I’m Having Serious Depression- A Reader


I sent you an e mail earlier on, pls post on your blog. I nid the contacts of people who can help me asap.... Thank you

I am writing this in tears and pain and asking anybody who knows a psychotherapist in Nigeria to please send me their details because I am having serious depression. I was born into a normal family, I  attended a federal secondary school and a federal university. Got a job wit one of the distressed banks,lost my job during the crisis and ever since then my life has been on a fast downward hill. I could not get a proper job afterwards despite all my efforts,fasting and prayers. Read the rest of the story after the cut...

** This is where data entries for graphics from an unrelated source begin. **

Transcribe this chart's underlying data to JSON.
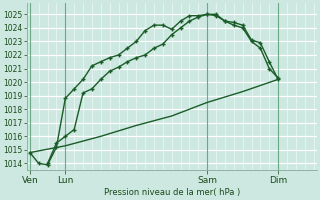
{
  "title": "Pression niveau de la mer( hPa )",
  "bg_color": "#cce8e0",
  "grid_color": "#aaccbb",
  "line_color": "#1a5c28",
  "ylim": [
    1013.5,
    1025.8
  ],
  "yticks": [
    1014,
    1015,
    1016,
    1017,
    1018,
    1019,
    1020,
    1021,
    1022,
    1023,
    1024,
    1025
  ],
  "xtick_labels": [
    "Ven",
    "Lun",
    "Sam",
    "Dim"
  ],
  "xtick_positions": [
    0,
    12,
    60,
    84
  ],
  "total_hours": 96,
  "vline_positions": [
    0,
    12,
    60,
    84
  ],
  "line1_x": [
    0,
    3,
    6,
    9,
    12,
    15,
    18,
    21,
    24,
    27,
    30,
    33,
    36,
    39,
    42,
    45,
    48,
    51,
    54,
    57,
    60,
    63,
    66,
    69,
    72,
    75,
    78,
    81,
    84
  ],
  "line1_y": [
    1014.8,
    1014.0,
    1013.9,
    1015.2,
    1018.8,
    1019.5,
    1020.2,
    1021.2,
    1021.5,
    1021.8,
    1022.0,
    1022.5,
    1023.0,
    1023.8,
    1024.2,
    1024.2,
    1023.9,
    1024.5,
    1024.9,
    1024.9,
    1025.0,
    1024.9,
    1024.5,
    1024.4,
    1024.2,
    1023.1,
    1022.9,
    1021.5,
    1020.2
  ],
  "line2_x": [
    6,
    9,
    12,
    15,
    18,
    21,
    24,
    27,
    30,
    33,
    36,
    39,
    42,
    45,
    48,
    51,
    54,
    57,
    60,
    63,
    66,
    69,
    72,
    75,
    78,
    81,
    84
  ],
  "line2_y": [
    1014.0,
    1015.5,
    1016.0,
    1016.5,
    1019.2,
    1019.5,
    1020.2,
    1020.8,
    1021.1,
    1021.5,
    1021.8,
    1022.0,
    1022.5,
    1022.8,
    1023.5,
    1024.0,
    1024.5,
    1024.8,
    1025.0,
    1025.0,
    1024.5,
    1024.2,
    1024.0,
    1023.0,
    1022.5,
    1021.0,
    1020.3
  ],
  "line3_x": [
    0,
    12,
    24,
    36,
    48,
    60,
    72,
    84
  ],
  "line3_y": [
    1014.8,
    1015.3,
    1016.0,
    1016.8,
    1017.5,
    1018.5,
    1019.3,
    1020.2
  ],
  "ylabel_fontsize": 6.0,
  "ytick_fontsize": 5.5,
  "xtick_fontsize": 6.5
}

I got one with a private firm but due to their unseriousness and non payment of salaries I quit. Right now am trying 2 learn a skill,I beg for every dime I spend from friends and family and that is depressing, I now have a bad case of anxiety and fear cos of my inability to get anoda proper job and its affecting me badly,I can't learn the skill properly cos of fear that I won't make it, my relationships have suffered a lot. I decided to date an older guy who might tolerate me but my anxiety and fear has turned me into a drama queen in the relationship that the guy is exhausted,am so scared of losing him but I can't tell him what am going through though he suspects cos he has caught me crying several times for no reason.  I can't tell my family or friends what am going through cos I don't want them to worry about me. This thing is eating me up slowly that I have turned to a heavy smoker and drinker. Pls if you have the phone number of any counsellor,helpline or whatever that can help me out of this depression,anxiety and fear that is gripping me pls drop it and U wld save a soul. I know depression is rare in Nigeria and lots of people wld abuse me but am still going ahead to shout for help!!!